Thursday, August 04, 2005

Ideology and Democracy

I just read a really remarkable book - Mass Oratory and Political Power in the Late Roman Republic, by Robert Morstein-Marx - in which he makes a very interesting argument about Roman republican rhetoric that, I think, has implications for current discussions of rhetoric.

His point - to summarize - is that the political culture of late Republican Rome was "ideologically monotonous" - what looks like ideological debate about the nature of government, how it ought to be conducted, which ideas ought to guide us in our practice - was, in fact, really a series of ad hominem assaults on individuals, with no significant orator questioning the status quo of the organization of Roman politics as a whole. (Hence Meier's thesis of the "crisis without an alternative" leading to the rise of Octavius/Augustus.)

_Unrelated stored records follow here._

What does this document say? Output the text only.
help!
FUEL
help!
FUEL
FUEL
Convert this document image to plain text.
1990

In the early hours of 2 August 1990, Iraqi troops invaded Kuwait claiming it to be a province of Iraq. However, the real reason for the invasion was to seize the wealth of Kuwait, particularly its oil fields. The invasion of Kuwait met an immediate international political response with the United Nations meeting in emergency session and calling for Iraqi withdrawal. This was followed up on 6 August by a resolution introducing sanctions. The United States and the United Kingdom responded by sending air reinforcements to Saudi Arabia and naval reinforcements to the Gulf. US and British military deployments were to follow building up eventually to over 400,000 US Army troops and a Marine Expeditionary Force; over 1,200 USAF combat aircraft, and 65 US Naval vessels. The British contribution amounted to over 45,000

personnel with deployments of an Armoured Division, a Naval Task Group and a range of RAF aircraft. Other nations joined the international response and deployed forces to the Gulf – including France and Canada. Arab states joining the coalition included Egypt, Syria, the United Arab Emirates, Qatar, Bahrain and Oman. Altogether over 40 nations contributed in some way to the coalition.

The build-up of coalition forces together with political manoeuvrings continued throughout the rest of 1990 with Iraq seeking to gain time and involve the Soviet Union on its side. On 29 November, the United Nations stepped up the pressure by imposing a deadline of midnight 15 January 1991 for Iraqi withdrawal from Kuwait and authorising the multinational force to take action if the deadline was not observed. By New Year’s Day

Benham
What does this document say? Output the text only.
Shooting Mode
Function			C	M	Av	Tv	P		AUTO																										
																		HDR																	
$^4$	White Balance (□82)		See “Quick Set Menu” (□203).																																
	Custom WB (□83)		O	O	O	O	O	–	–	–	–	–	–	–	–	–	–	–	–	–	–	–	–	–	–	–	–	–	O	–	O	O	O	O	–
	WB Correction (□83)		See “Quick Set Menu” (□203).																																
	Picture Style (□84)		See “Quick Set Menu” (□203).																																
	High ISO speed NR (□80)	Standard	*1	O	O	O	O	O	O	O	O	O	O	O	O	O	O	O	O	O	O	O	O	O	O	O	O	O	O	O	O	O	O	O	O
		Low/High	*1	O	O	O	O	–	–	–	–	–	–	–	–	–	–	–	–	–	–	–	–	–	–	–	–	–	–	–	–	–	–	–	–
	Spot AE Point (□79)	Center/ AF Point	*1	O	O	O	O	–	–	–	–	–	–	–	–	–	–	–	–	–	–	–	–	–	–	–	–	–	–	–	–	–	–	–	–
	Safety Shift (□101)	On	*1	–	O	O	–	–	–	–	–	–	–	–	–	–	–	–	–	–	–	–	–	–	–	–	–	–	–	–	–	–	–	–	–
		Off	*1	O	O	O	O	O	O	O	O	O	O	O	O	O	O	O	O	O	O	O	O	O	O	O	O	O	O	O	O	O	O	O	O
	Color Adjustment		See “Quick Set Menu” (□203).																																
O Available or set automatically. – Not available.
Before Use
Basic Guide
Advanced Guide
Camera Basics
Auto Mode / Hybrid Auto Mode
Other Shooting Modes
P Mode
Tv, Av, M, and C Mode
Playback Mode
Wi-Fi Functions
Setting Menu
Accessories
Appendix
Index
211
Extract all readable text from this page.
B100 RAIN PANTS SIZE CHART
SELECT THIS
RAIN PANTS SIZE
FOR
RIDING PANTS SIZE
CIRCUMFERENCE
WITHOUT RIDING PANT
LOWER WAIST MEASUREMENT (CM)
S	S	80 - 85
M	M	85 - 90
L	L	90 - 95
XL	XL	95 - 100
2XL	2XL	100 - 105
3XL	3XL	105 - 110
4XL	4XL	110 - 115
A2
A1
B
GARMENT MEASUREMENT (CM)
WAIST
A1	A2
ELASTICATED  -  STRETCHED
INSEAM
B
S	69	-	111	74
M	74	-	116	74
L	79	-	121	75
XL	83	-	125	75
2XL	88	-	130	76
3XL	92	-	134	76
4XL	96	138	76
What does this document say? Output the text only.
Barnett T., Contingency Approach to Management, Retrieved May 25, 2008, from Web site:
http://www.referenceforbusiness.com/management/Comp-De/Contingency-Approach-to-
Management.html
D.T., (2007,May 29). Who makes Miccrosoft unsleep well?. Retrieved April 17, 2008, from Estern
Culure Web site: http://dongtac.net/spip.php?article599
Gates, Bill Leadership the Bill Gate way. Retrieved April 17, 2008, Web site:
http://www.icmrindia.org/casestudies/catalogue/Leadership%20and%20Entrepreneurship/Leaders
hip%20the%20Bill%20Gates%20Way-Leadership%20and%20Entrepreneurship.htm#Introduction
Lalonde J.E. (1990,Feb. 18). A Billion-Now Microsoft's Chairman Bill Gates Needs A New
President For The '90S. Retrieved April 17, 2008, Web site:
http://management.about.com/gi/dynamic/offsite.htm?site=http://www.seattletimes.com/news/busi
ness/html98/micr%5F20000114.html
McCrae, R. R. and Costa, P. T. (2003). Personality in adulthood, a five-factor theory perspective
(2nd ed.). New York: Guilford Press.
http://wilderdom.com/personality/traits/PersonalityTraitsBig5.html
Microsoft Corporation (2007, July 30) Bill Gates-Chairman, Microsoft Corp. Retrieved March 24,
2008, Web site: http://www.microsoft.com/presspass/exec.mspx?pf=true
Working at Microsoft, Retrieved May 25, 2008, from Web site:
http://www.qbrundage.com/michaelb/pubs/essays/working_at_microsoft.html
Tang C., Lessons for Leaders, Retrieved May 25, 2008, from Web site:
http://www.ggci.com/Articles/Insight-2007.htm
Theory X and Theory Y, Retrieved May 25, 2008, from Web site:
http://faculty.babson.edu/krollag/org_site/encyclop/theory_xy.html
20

Anyway, what does it mean about American politics today? When you find political rhetoric being a contest over who has the true interests of the American people/group X at heart, and competition between the two sides centering on who is the bigger liar, you have a problem. What is shows is a pretty flawed rhetorical/political situation, in which, though I hate to sound all Frankfurt schooly, something like a hegemonic superstructure has so thoroughly penetrated the minds of the masses that even "critiques" of the system or facets of it wind up reproducing the system itself. Case in point - Morstein-Marx draws on Habermas in setting up his argument, specifically Habermas' point about the ideal speech situation, within which we each advance reasons that we are unembarassed to give (they are unselfish, for instance) and we each have equal opportunity to speak and listen.

Now, that's about as far from American politics as I think you can get - and there are a whole lot of variables you could look at to explain the discrepency between norm (democracy) and form (America 2005.) But among the ones that comes to mind is the mediator between elite and non-elite: the media. Could it be that the "he said/she said" firing of talking points formats that is so much of American media today can't do anything but reproduce the power structures and problems it is supposed to address?

Anyway, I'm writing about it because this seemed to be very much John Stewart's point on Crossfire, and I think the theme behind the show: the system - i.e. the one that is supposed to promote both accountability and interest representation in public discourse - is broken.